2012’de bir proje olarak kurulan Gitarizma ilk konserini İstanbul Kadıköy’de vermişti. Pek çok gruptan ünlü müzisyenlerin bir araya geldiği bir proje olan Gitarizma’nın hedefi alanındaki başarılı müzisyenleri ve en iyi gitaristleri aynı sahnede buluşturarak seyirciye benzersiz bir deneyim yaşatmak…

Yalova Setur Marina’daki ‘Marina Brasserie’ konserleri öncesinde provalar sırasında bir araya geldiğimiz grup üyeleri projeyi, nasıl çalıştıklarını, müzik piyasasına bakışlarını ve Yalova’yı nasıl gördüklerini Yalova Gazetesi’ne anlattı. Grubun, aslında Whisky’den ve sonrasında Yüksek Sadakat’tan tanıdığımız bateristi Alpay Şalt, Yalovalılara Gitarizma’yı anlattı.
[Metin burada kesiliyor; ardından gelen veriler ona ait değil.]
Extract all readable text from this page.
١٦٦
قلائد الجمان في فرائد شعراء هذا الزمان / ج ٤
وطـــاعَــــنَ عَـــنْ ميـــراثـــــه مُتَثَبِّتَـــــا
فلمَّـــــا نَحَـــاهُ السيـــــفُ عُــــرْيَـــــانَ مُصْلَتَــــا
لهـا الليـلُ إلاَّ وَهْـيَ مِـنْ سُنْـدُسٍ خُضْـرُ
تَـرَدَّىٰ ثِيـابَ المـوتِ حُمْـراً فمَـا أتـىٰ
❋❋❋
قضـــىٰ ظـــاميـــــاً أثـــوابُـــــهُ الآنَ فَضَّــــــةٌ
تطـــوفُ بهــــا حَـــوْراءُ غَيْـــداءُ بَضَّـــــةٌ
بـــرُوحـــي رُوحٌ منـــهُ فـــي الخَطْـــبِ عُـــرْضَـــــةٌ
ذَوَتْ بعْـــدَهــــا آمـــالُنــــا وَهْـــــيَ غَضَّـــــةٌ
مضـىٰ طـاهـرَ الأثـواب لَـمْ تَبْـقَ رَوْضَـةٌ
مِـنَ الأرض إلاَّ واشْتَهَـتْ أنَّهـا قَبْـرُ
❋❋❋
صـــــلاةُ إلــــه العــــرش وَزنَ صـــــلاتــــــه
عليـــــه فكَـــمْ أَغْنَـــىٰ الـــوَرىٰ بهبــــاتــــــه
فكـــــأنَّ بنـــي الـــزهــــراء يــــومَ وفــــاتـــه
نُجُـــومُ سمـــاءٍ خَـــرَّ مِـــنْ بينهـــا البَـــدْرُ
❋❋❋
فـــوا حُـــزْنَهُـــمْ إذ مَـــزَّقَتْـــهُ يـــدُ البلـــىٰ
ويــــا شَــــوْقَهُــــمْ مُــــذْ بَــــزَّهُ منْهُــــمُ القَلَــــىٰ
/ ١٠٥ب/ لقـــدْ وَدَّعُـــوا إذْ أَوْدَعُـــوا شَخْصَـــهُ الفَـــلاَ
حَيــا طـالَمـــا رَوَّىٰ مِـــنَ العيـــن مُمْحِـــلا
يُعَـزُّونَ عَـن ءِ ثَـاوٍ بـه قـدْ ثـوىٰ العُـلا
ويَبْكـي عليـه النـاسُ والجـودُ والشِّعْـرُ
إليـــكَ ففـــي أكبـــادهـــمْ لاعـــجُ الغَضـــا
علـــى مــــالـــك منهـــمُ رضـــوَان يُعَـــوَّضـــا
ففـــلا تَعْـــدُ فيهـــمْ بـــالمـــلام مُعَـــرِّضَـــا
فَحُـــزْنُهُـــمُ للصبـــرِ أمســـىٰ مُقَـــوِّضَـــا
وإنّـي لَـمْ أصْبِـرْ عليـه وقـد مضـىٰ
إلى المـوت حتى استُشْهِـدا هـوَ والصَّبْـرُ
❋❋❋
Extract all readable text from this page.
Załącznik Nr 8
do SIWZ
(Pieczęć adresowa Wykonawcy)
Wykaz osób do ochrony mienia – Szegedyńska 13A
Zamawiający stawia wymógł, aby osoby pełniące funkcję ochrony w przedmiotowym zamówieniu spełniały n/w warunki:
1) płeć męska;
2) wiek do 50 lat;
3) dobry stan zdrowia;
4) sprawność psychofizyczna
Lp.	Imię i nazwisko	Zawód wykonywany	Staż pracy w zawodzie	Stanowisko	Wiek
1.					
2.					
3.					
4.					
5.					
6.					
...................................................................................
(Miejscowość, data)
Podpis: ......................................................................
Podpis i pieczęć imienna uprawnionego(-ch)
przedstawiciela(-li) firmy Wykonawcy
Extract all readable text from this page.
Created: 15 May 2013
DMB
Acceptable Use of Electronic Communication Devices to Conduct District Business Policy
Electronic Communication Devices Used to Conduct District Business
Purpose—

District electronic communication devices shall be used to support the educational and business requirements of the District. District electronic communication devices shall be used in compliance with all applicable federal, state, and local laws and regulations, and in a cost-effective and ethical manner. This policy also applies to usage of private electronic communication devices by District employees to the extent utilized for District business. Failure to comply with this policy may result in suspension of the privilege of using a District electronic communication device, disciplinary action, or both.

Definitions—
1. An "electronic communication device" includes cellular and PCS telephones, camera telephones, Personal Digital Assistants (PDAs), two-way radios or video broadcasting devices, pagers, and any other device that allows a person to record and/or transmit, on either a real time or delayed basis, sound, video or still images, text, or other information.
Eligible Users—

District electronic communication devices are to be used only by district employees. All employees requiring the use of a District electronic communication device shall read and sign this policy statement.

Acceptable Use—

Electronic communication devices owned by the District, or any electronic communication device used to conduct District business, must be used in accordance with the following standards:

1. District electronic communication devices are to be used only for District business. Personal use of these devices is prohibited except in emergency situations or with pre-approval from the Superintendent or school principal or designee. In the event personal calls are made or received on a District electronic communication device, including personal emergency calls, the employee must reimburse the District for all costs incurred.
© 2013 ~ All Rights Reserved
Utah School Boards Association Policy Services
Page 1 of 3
-İlk kez mi Yalova’ya gelişiniz?

-Alpay Şalt :  Gitarizma olarak ilk defa geliyoruz ama Gür Akad 2 kere gelmiş zaten daha önce. Zaten o yüzden Yalova’da bir şey yapma ihtiyacı duydum. Bir de Bursa’dan çok isteyen var, Bursa’da bir türlü istediğimiz yerlerde çalma imkanına kavuşamadığımız için, ayarlayamadık yani tarihler denk düşmedi. Gelmek isteyenler Yalova’ya da gelir diye düşündük. Bir de Gür burasını çok beğenmiş, hem atmosferi, hem de yeri. O yüzden burada bir şey yapabiliriz diye düşündük. Biraz kalabalık olduğumuz için her sahneye sığmıyoruz ama sağolsun mekan sahipleri de ellerinden geldiği kadar yardımcı oldu. Gelmişken de Tanju’yu ben internetten tanıdım, Yalova’da gitarist. Keşke her yerde böyle birkaç insan olsa o zaman işler daha farklı olur. Gelmişken de ilk defa işte burada tanışıyoruz.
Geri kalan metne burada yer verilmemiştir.